Ces 30 sermons sont courts, sobres, dépris de tout lyrisme, Schweitzer n’aimant pas, comme il l’écrit, les « effets de rhétorique ». Ils recouvrent une période allant de 1898 à 1919 et ont été prononcés à Saint- Nicolas de Strasbourg (sauf deux d’entre eux à Gunsbach). Ils sont simples, de style direct, comportant de nombreuses comparaisons empruntées, comme très souvent avec Schweitzer, à la nature.
Du Royaume de Dieu, Schweitzer écrit qu’il n’est pas situé dans un « inaccessible lointain », mais qu’il est appelé à se développer sur la terre et qu’il « devra à la fin englober l’ensemble de l’humanité ». On se rappellera que pour Schweitzer, le Royaume de Dieu « occupe le centre du message de Jésus ». Il ne s’agit pas là, pour nous, d’une attente passive, mais d’un combat où la foi et la volonté se conjuguent : « La volonté de justice, le sens de l’humain et l’exigence de vérité forment ensemble le fondement du Royaume de Dieu. » Schweitzer n’a jamais varié sur ce point décisif de sa pensée.
Pentecôte est la fête préférée de Schweitzer, « la plus belle des fêtes », la plus joyeuse aussi, celle qui nous appelle à « revivre » chaque jour un événement passé et non dépassé. Avec lui en effet, « en chacun de nous se joue un morceau de l’histoire de l’humanité ». Pour Schweitzer, « la religion n’est rien d’autre que la lumière intérieure de notre âme » et la foi en l’Esprit Saint représente ce « qui exprime au mieux l’essence de notre religion ». La prédication de 1905 portant sur « N’éteignez pas l’Esprit » (1 Th 5,19) est saisissante, peut-être la plus belle du recueil. Schweitzer y montre que l’Esprit de Dieu empêche les Églises, leur prédication et leur catéchèse, d’être « fonctionnarisées », nous ouvre à une « entière liberté », à une « forme d’excentricité », à un refus des « conventions ». Pentecôte est un appel lancé aux « déraisonnables », à des hommes « réfractaires aux préjugés » et aux conseils d’une prétendue « sagesse ». Il ne s’agit pas seulement de se libérer des dogmes, mais « d’atteindre cette forme de liberté supérieure qui dans l’action et les relations entre les personnes obéit aux impulsions de cet Esprit, sans se laisser intimider par la voix de la raison et les convenances ».
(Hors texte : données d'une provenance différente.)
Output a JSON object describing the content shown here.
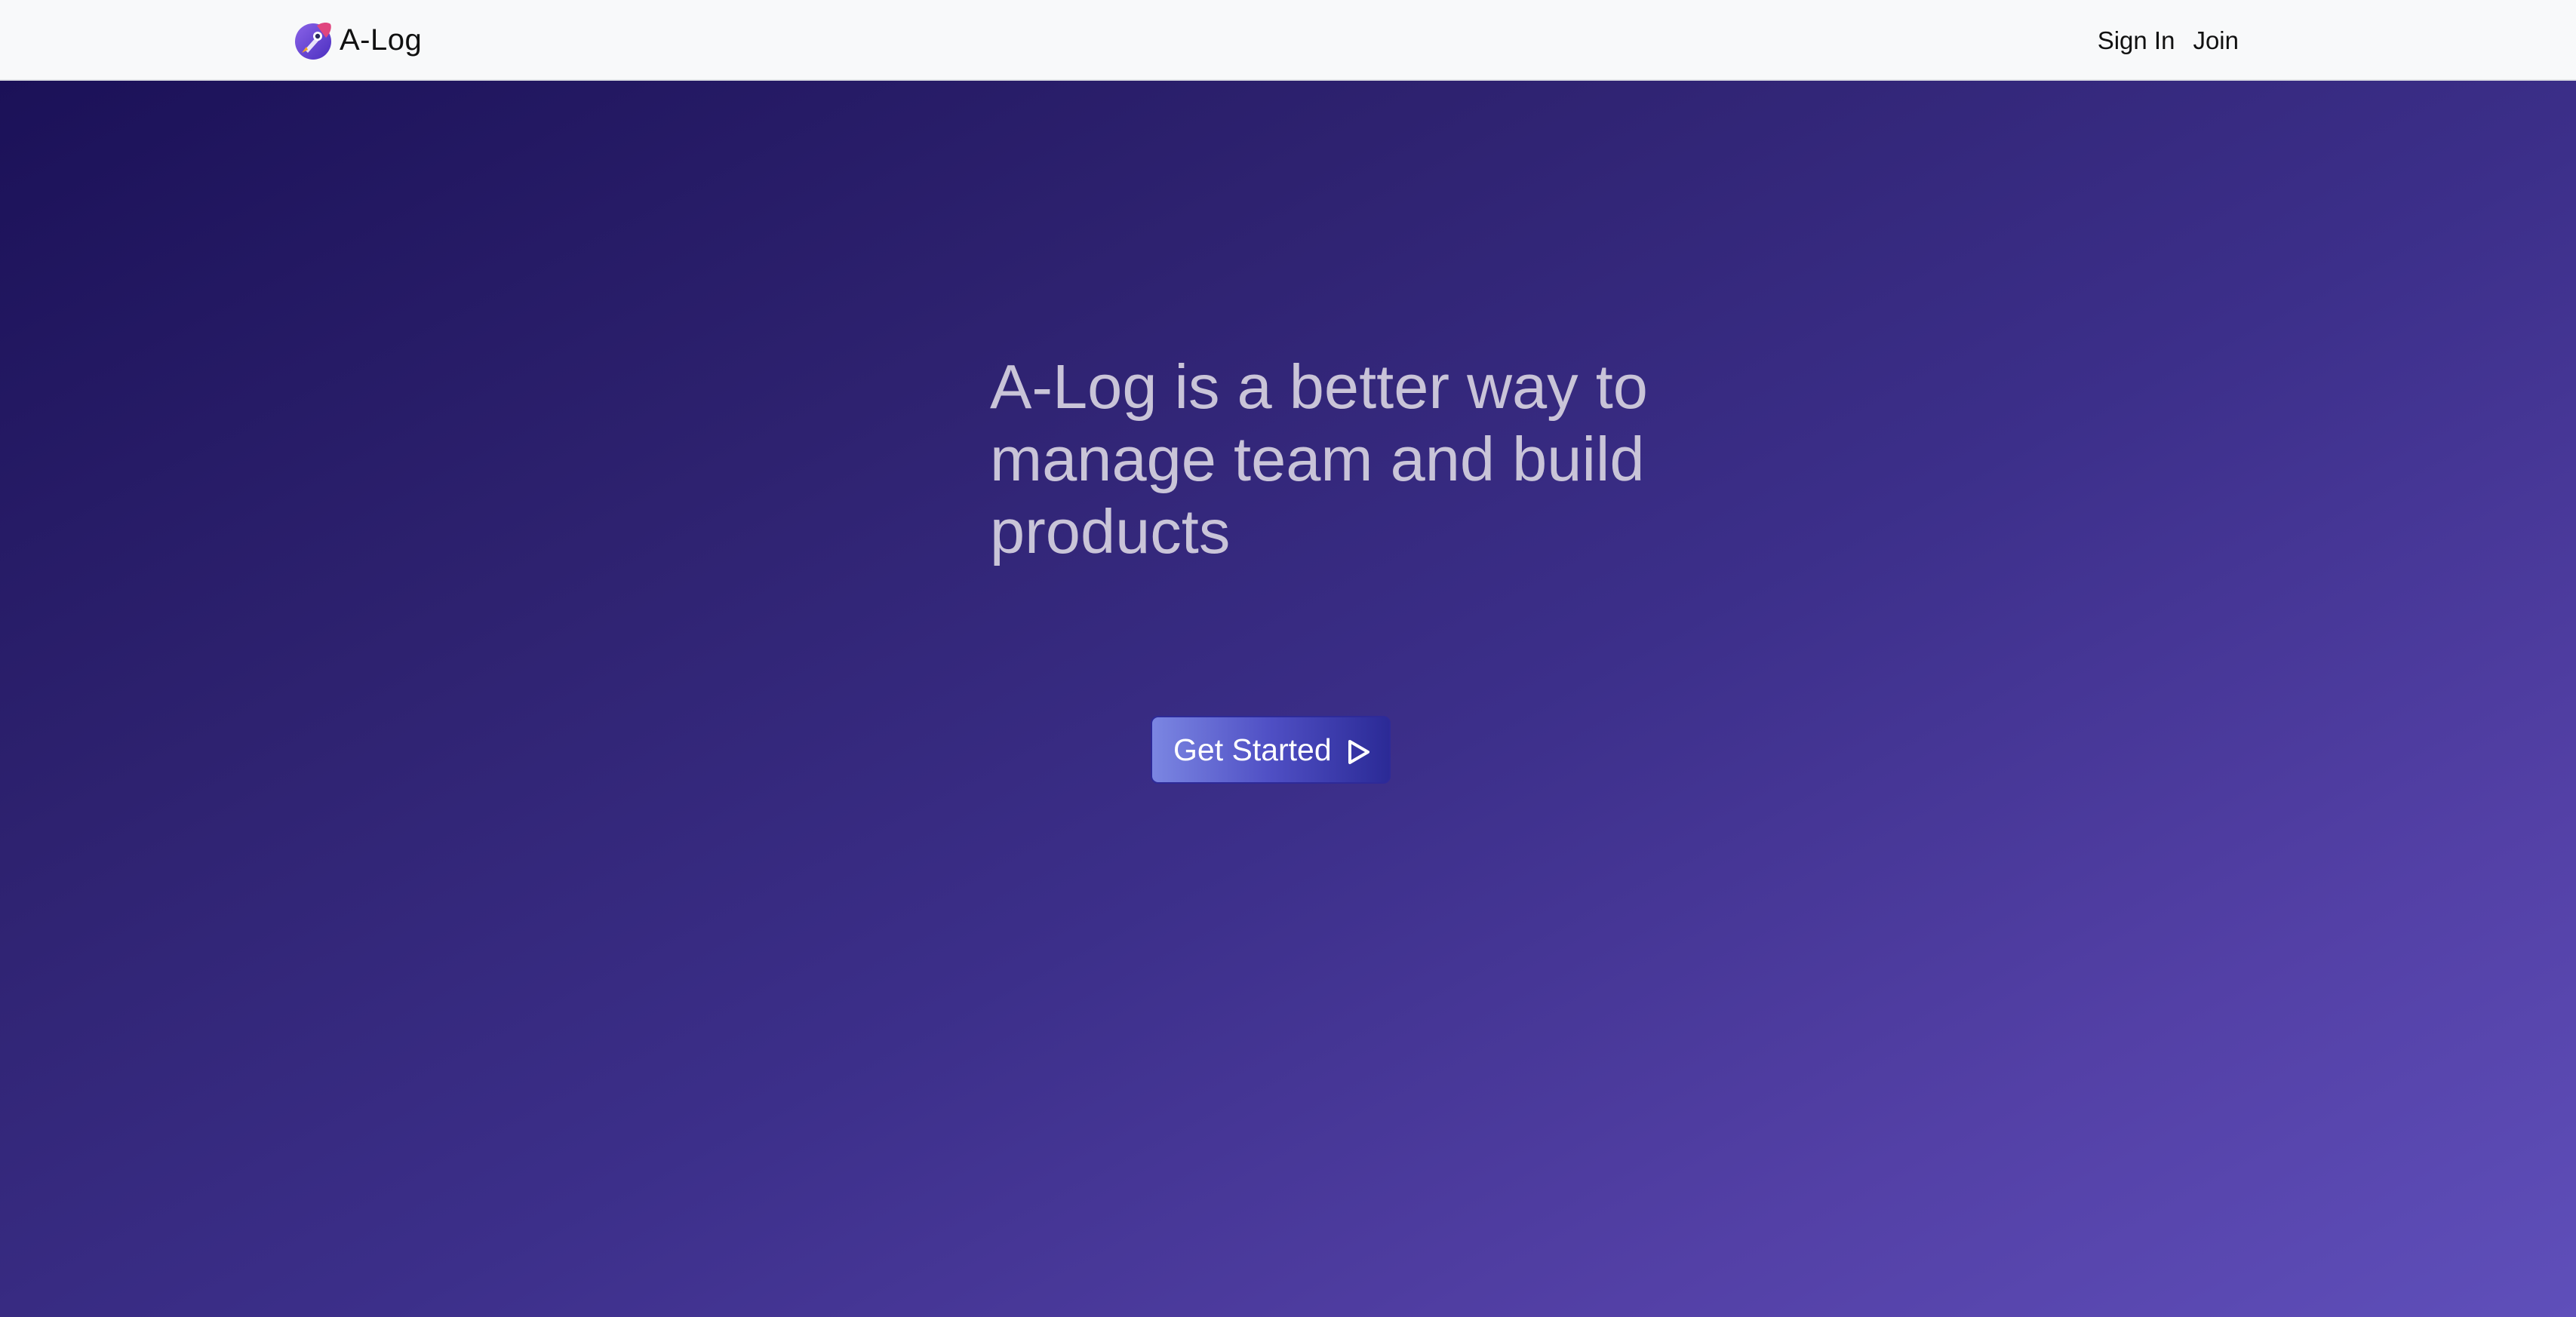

Plusieurs prédications ont un thème original : Ponce Pilate, l’Association libérale, le chantre du piétisme luthérien Spener (1635-1703), le 400e anniversaire de la naissance de Calvin. D’autres portent sur la Trinité, la divinité de Jésus (« qui s’est maintes fois trompé au cours de sa vie »).
Une somme, tout éclairée par la conviction d’un salut universel : « Nous ne pouvons concevoir de damnation éternelle, mais seulement un éternel processus de délivrance. »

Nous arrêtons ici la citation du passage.